A parallel scene plays out in flashback between younger men, as Fonny, who we know is soon to face prison for a crime he did not commit, speaks with his friend Daniel (a devastating Brian Tyree Henry), who has just gotten out of prison after being convicted of a crime he did not commit. We see in Daniel's haunted face and broken soul a possible dark future for Fonny, and we know that Fonny's only, thin chance of avoiding that fate lies in the love of Tish, and of the community around them. Suddenly, too, we glimpse future echoes of the fathers, Joseph and Frank: the generations of men are speaking to each other across the film, and we can now see the palimpsests of the younger men's struggle behind the booze-soaked weariness of the older.
It is difficult to articulate precisely what makes If Beale Street Could Talk such a stunning and unique achievement. Mr.
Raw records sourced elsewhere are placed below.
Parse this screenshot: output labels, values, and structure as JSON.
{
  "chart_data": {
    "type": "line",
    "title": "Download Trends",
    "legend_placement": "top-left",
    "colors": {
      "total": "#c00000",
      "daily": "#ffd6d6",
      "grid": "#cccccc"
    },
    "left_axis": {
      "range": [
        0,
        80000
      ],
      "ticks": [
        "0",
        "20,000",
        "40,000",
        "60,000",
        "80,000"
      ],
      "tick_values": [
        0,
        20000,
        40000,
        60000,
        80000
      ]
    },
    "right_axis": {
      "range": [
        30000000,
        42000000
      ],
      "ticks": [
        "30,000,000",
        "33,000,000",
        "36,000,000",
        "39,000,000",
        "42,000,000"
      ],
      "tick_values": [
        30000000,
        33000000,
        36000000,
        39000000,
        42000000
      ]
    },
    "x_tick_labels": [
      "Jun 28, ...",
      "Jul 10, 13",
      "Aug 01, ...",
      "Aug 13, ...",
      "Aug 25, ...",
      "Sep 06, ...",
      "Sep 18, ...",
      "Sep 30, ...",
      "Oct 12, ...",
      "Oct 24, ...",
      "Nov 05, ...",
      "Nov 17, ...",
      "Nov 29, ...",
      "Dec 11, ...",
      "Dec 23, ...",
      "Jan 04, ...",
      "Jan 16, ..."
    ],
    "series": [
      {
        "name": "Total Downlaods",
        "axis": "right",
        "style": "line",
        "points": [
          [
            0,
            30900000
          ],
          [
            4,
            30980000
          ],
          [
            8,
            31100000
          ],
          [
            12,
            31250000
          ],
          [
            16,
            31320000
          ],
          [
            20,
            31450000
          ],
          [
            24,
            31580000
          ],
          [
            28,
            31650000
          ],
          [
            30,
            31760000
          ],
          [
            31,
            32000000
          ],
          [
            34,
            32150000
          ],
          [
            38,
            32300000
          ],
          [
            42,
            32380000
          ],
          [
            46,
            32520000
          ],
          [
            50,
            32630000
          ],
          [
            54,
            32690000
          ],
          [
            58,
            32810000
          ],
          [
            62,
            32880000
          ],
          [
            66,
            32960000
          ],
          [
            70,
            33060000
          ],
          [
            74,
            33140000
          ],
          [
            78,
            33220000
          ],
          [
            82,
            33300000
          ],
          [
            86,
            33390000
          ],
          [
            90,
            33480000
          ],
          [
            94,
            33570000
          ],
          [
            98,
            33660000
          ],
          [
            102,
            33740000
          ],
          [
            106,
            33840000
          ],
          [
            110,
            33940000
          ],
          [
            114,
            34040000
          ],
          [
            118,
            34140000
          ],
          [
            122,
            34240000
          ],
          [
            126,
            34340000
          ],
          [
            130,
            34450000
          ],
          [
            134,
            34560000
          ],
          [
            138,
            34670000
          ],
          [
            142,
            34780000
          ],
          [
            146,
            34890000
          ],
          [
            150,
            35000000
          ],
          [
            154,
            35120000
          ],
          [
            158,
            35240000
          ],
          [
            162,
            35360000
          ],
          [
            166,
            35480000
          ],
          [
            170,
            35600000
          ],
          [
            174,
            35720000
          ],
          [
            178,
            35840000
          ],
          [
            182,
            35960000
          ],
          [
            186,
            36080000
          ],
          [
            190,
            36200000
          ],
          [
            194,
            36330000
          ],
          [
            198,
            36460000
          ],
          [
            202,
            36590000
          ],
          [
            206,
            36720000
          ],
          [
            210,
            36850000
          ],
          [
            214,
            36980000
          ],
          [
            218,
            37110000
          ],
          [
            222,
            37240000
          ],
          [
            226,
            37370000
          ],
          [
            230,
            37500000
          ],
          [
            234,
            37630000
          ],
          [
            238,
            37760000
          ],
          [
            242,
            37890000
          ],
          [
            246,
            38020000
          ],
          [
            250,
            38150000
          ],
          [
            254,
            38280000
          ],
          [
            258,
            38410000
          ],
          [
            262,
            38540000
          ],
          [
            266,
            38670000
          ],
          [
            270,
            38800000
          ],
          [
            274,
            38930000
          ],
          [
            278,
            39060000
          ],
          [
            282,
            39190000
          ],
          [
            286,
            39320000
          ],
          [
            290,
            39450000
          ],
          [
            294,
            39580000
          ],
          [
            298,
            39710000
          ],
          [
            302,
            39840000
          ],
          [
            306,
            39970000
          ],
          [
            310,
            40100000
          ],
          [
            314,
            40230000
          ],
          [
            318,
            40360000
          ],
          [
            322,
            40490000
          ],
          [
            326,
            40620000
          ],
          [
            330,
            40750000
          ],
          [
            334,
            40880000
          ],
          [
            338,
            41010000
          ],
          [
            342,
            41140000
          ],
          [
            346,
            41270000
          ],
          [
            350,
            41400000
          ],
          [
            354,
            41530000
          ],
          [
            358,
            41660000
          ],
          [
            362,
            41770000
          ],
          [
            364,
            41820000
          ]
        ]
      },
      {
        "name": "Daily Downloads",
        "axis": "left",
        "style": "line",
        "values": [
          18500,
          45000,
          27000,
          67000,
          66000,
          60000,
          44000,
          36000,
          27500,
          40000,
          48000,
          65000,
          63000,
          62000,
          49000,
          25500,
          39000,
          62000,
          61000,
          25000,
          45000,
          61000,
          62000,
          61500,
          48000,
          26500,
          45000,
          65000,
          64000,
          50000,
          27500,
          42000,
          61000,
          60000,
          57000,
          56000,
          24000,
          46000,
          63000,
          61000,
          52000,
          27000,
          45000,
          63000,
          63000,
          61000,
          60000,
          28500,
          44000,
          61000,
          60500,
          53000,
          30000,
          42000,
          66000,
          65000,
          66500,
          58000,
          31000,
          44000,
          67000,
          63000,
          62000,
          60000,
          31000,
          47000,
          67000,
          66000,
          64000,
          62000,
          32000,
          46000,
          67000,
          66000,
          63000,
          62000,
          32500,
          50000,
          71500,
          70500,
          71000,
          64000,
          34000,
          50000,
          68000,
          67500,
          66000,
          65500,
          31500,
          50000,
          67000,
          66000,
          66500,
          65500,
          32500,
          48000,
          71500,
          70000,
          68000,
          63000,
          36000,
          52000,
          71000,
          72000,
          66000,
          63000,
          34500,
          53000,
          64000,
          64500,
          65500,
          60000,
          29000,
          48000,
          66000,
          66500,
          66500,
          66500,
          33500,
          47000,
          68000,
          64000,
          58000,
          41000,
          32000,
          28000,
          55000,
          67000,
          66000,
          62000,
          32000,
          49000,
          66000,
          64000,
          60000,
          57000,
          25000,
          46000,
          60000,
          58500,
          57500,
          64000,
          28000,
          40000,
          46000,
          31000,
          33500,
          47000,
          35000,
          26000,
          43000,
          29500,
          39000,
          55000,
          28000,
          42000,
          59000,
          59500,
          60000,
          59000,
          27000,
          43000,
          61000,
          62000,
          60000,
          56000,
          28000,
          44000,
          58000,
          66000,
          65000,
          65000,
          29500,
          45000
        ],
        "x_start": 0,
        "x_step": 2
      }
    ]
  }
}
Jenkins has produced a film that is saturated with pain and injustice, and he has somehow made it beautiful, romantic, and life-affirming without ever glorifying or romanticizing the pain itself. This was one of Baldwin's indisputable gifts: in the words of Turkish writer Yashar Kamal, Baldwin could "pile darkness upon darkness upon darkness, and then blast you with light." In If Beale Street Could Talk, Barry Jenkins has taken one of Baldwin's darkest stories and shown us how it is actually suffused with light. This is not a film bemoaning Black misery, but celebrating Black community: its gorgeous light radiates from the resilient strength, and the complexly improbable hope, and the necessarily bottomless love of its characters.
("I've loved a few men, and I've loved a few women, and a few people have loved me," Baldwin once said. "I suppose that's all that has saved my life.")
If Beale Street Could Talk is overwhelming with moments of transcendent beauty and grace, but perhaps none moved me more than the moment at the film's end, when the screen fades to black and Barry Jenkins' dedication comes up: "For Jimmy." Beginning with his childhood in Harlem—when he recognized on Bette Davis's famous, larger-than-life face the same "pop-eyes" that he had been taught to think irredeemably ugly on his own—cinema was a passion for Baldwin. Throughout his career Baldwin would write about film with the same eloquence and insight with which he wrote about everything else, and he longed all his life both to write for the big-screen and to see his own works realized there.
In 2016, Raoul Peck's excellent documentary I Am Not Your Negro—drawn from an unfinished book of non-fiction—finally gave James Baldwin his first screenwriting credit. Now—more than 30 years after his death—If Beale Street Could Talk is the first feature film ever adapted from a Baldwin novel. It is almost unfathomable that Baldwin's extraordinary fiction has remained unplundered by Hollywood until now, but perhaps this long wait is a blessing. The books have sat waiting for Black filmmakers with the vision and sensitivity of Mr. Jenkins to do them justice.